Likewise, by the time most bullets actually make it through the 40k hyper-advanced flak armor he's wearing, they don't really hurt a well-built soldier (TB 3-4) terribly badly. A melta blast, on the other hand, is going to be at least a significant injury if it connects fully.

Once you get into TB around 5, you're looking at a character who is almost supernaturally tough. Interestingly enough, there was a historical example of a viking hero/poet whose skull was able to deflect axe blows. Everyone thought that this was poetic exaggeration, until they dug up his remains and found he had a rare disease that not only thickened the skull enough to make that sort of thing possible, but also explained some of the physical problems his poems discussed him experiencing as he aged.
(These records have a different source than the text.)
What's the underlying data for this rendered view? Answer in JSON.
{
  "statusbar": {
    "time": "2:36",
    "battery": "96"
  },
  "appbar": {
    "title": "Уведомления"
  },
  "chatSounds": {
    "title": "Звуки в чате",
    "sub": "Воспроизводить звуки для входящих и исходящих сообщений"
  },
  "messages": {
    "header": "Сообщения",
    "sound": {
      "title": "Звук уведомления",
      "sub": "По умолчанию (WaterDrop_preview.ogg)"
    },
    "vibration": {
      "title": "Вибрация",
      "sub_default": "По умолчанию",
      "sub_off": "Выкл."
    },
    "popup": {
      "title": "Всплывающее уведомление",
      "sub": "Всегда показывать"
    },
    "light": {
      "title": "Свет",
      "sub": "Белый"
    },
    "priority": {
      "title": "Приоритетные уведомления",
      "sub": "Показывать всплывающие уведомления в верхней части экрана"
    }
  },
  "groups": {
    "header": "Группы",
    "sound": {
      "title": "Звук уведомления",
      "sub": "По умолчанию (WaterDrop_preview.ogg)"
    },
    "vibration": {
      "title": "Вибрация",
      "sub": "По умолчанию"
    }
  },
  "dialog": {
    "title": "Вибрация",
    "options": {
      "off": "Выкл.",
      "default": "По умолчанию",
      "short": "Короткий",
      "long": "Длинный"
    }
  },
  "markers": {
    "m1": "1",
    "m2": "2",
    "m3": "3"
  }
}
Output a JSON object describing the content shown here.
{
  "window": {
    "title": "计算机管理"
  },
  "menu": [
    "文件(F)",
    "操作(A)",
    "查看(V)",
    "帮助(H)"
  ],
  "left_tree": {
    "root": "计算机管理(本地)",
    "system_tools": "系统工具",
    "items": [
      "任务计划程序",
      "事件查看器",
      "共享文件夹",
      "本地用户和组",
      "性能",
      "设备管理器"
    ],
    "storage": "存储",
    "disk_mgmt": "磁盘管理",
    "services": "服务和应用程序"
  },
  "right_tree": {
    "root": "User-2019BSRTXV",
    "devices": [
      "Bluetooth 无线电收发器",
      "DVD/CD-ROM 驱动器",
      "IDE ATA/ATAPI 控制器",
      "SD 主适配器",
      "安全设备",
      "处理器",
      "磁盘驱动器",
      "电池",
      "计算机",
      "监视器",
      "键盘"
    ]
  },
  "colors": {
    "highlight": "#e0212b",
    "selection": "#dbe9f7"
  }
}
http://www.viking.ucla.edu/Scientific_American/Egils_Bones.htm

N0-1_H3r3 said:

Not quite. They're more correctly termed as mammals/fungus hybrids...

Mamgus?..Funmal?

The only things I'll add is that when dealing with vehicles the penetration is damage + AP. So in that respect at least there is no such thing as too much penetration value as very high pen weapons are usually anti vehicle weapons.

Kruniac said:

Konphujun said:

I've ruled that half of whatever AP is left over after blowing through armor is applied to TB. That way an AP 10 weapon against Armor of 5 can blow cleanly through TB of 2 without any problems.

Keep in mind also that a weapon dooing 5d10+10 with a pen of 10(MP Lascannon) will incinerate most characters regardless of their toughness.

Shaving off TB after pen will make most shots fatal, and unless you are playing an all intrigue game where combat is sparse, your characters wont make it past rank 3. The turnover rate in your game must be very high. TB mechanically shaves off damage but represents the ability to withstand pain.